The car gave a jump. It climbed. The narrow irons received the sucking, skidding wheels, with an evil, maliciously hypocritical sound.
Blood was trickling from Freder’s lips.
“Don’t—don’t put the brake on—for God’s sake don’t put the brake on!” shouted the man beside him making a clutch of madness at Freder’s hand. The car, already half-slipping, shot forward again. A split in the frame-work—over, onwards. Behind them the dead frame-work crashed into space amid shrieks.

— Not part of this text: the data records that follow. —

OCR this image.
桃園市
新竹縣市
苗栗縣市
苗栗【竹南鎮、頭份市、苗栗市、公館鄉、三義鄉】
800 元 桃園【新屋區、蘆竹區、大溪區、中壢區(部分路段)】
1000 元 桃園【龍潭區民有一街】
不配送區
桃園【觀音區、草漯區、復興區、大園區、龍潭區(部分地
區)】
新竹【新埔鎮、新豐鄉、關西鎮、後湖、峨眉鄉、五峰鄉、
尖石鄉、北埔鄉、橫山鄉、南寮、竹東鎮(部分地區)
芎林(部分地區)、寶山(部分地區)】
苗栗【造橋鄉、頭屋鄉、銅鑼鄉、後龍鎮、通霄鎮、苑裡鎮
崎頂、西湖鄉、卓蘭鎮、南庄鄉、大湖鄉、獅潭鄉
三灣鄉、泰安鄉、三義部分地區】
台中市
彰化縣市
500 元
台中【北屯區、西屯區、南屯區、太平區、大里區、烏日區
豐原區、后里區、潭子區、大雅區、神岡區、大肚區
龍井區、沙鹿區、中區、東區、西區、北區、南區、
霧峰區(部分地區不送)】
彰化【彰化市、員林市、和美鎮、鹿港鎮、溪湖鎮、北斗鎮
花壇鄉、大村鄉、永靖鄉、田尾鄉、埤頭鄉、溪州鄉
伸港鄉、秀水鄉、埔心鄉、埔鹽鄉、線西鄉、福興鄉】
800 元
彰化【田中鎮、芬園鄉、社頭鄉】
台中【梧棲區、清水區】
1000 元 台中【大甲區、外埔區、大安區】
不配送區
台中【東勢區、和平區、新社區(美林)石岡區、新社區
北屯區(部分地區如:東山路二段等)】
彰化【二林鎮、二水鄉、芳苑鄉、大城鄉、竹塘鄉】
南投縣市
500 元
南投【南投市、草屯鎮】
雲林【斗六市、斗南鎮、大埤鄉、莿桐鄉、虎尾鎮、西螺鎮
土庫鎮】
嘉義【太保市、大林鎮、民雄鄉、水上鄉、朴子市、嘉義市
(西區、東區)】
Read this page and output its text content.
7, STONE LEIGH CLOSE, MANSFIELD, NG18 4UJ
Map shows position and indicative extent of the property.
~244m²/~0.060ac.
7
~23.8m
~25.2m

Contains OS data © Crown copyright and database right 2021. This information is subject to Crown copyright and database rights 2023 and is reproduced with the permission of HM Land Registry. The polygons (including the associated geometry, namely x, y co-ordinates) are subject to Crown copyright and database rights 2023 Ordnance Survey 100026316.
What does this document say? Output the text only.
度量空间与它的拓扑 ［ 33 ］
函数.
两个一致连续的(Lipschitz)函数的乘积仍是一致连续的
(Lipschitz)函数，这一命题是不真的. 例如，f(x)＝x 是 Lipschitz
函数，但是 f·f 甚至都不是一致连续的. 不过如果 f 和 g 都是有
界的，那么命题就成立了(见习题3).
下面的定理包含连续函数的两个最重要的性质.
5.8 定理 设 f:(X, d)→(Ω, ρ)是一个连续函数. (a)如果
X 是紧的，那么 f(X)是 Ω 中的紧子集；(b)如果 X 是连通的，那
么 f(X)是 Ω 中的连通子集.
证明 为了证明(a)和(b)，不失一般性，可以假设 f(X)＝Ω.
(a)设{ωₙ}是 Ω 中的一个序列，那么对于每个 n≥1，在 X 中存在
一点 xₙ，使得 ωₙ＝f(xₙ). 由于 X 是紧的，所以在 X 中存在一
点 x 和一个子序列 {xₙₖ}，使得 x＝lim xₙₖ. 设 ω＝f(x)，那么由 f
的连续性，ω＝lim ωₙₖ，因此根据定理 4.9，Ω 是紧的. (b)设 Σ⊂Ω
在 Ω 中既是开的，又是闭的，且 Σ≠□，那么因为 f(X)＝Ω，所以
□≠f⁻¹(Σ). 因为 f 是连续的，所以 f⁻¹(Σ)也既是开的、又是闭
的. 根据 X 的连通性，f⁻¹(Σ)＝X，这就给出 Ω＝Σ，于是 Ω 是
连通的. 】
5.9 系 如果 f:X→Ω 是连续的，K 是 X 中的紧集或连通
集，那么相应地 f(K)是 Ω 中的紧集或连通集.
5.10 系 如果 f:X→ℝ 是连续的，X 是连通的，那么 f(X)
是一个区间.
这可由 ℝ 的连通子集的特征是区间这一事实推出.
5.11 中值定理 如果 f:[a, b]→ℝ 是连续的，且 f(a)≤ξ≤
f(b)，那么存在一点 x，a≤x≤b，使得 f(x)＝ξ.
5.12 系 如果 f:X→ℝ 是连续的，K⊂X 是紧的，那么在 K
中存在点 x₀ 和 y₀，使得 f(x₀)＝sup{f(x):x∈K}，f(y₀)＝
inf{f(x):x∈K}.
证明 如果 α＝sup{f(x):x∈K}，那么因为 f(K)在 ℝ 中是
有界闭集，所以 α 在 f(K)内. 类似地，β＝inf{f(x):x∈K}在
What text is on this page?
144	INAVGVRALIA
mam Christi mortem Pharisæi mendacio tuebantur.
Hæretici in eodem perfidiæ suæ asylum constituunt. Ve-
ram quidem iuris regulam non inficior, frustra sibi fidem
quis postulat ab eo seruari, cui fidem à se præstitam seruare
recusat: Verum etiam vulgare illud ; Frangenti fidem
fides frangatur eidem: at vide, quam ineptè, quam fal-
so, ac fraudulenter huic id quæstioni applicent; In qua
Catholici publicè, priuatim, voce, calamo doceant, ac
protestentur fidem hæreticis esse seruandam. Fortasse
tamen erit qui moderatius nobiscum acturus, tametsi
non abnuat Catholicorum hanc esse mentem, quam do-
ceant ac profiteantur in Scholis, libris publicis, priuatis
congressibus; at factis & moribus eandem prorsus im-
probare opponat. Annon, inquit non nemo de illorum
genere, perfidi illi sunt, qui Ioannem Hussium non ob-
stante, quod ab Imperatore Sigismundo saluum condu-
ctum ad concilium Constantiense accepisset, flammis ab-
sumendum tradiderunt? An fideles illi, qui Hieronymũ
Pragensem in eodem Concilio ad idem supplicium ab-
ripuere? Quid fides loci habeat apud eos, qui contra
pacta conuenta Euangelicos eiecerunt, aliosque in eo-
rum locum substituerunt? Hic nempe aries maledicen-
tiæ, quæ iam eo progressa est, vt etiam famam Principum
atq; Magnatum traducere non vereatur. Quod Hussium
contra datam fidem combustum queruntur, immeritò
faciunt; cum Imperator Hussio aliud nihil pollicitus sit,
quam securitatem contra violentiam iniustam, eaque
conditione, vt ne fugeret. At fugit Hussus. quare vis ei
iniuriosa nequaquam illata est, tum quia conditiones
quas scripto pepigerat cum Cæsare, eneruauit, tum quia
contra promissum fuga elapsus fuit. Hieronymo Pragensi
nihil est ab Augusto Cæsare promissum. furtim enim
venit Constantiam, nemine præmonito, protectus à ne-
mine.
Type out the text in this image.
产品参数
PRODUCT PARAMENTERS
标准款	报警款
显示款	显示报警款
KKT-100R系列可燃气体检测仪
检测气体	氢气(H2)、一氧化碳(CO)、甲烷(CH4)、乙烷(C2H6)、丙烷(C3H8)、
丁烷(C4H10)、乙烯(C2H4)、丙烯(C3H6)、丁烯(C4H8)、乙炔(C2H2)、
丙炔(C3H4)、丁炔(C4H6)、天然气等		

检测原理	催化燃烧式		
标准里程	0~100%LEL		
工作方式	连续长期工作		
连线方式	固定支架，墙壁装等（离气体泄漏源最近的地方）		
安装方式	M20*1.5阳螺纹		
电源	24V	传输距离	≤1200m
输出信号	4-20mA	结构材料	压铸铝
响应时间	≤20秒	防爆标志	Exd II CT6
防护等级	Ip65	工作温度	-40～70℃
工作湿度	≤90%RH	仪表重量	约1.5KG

They reached the other side with an impetus which was no longer to be checked. The wheels rushed into blackness and nothing. The car over-turned. Freder fell and got up again. The other remained lying.
“Josaphat—!!”
“Run! It’s nothing!—I swear to God it’s nothing!” a distorted smile upon the white face. “Think of Maria—and run!”
And Freder raced off.
Josaphat turned his head. He saw the blackness of the street flashing bright red. He heard the screams of the thousands. He thought dully, with a thrust of his fist in the air: “Shouldn’t I like to be Grot now, to be able to swear properly....”
Then his head fell back into the filth of the street, and every consciousness faded but that of pain....
But Freder ran as he had never run. It was not his feet which carried him. It was his wild heart—it was his thoughts.